Mise en place de protocoles et harmonisation des pratiques de prescription

Afin de faciliter la saisie électronique des prescriptions, la mise en place de protocoles d'aide à la prescription est un préalable obligatoire à la mise en oeuvre de la solution de prescription dans un service test.

La définition de nouveaux protocoles, intégrant par exemple des spécificités individuelles, peut être effectuée dans le cadre de groupes de travail pluridisciplinaires.

Avec la pharmacie, les groupes peuvent permettre, par exemple, de :

  • mettre à jour le livret thérapeutique et/ou la base de données du médicament,
  • définir des listes de médicaments remontées automatiquement par discipline médicale…

Par ailleurs, ils sont l'occasion d'un échange entre les praticiens, les pharmaciens et les personnels soignants sur les pratiques de prescription afin d'aboutir à leur harmonisation et à la facilitation de l'administration des médicaments.

Zoom : Les protocoles mis en place au CHRU de Brest

  • 2 niveaux de paramétrage :
    • Prescriptible élémentaire
    • Protocoles spécifiques par spécialité
  • De manière complémentaire, des écrans / protocoles spécifiques pour la prescription :
    • de molécules dangereuses (Antivitamine K), la prescription d'insuline
    • d'examen d'imagerie permettant dorénavant des demandes conformes
    • de dispositifs spécifiques (ne faisant pas forcément l'objet d'enseignement en faculté de médecine)
  • Un travail en cours pour la mise en place de nouveaux écrans constituant une aide à la décision thérapeutique (niveau de paramétrage plus complexe)

Verbatim :

« Attention à ne pas multiplier les protocoles, car il est difficile de tout standardiser »

Dr GUIBE, Président de CME, Médecin Addictologue, Clinique du Parc

« La prescription a opéré un changement des pratiques des médecins, c'est indéniable »

Dr ABADJI, Médecin, Clinique du Parc

« A travers les groupes de travail en amont, nous avons pu développer de nouveaux protocoles.
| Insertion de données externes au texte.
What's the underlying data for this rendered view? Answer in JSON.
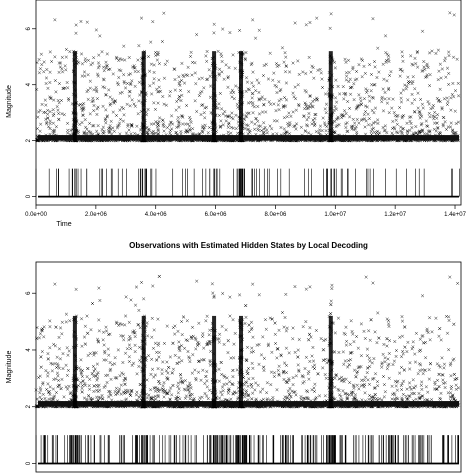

Le module de prescription met désormais à disposition des protocoles s'appuyant sur des listes de choix, ex : en post-opératoire, présentation de la liste des médicaments habituellement utilisés »

Dr COUTET, Pharmacien, CH W. Morey de Chalon-sur-Saône

« La solution logicielle ainsi que les écrans spécifiques ont réellement permis une harmonisation des pratiques de prescription au sein du CHRU, en s'inspirant des meilleures pratiques de certaines disciplines (ex : bonnes pratiques de prescription d'insuline par le service d'endocrinologie) »

Dr LE REUN, Médecin, CHRU de Brest

« La prescription électronique a induit une harmonisation des pratiques de prescription au niveau de l'établissement »

Mr GYUADYER, Directeur d'établissement, CH de Beauvais

« Pour le service de cardiologie, le fait d'avoir travaillé sur les parcours cliniques a permis de faciliter celui sur les protocoles. Aujourd'hui, nous avons les protocoles les plus harmonisés possibles entre les services »

Mme MORILLEAU, Cadre de santé, Institut Mutualiste Montsouris

Gestion du circuit prescription-dispensation-administration (avec prise en compte de l'aspect légal)

Avant le paramétrage de l'outil, un travail de définition précis du processus saisie-validation-inscription au plan de soin est à réaliser.

Ce circuit doit impérativement supprimer la retranscription par les personnels soignants et affirmer le principe de validation par le médecin. Seul l'acte de validation par le médecin, dans l'idéal couplé avec celui de la pharmacie, permet l'inscription dans le plan de soin.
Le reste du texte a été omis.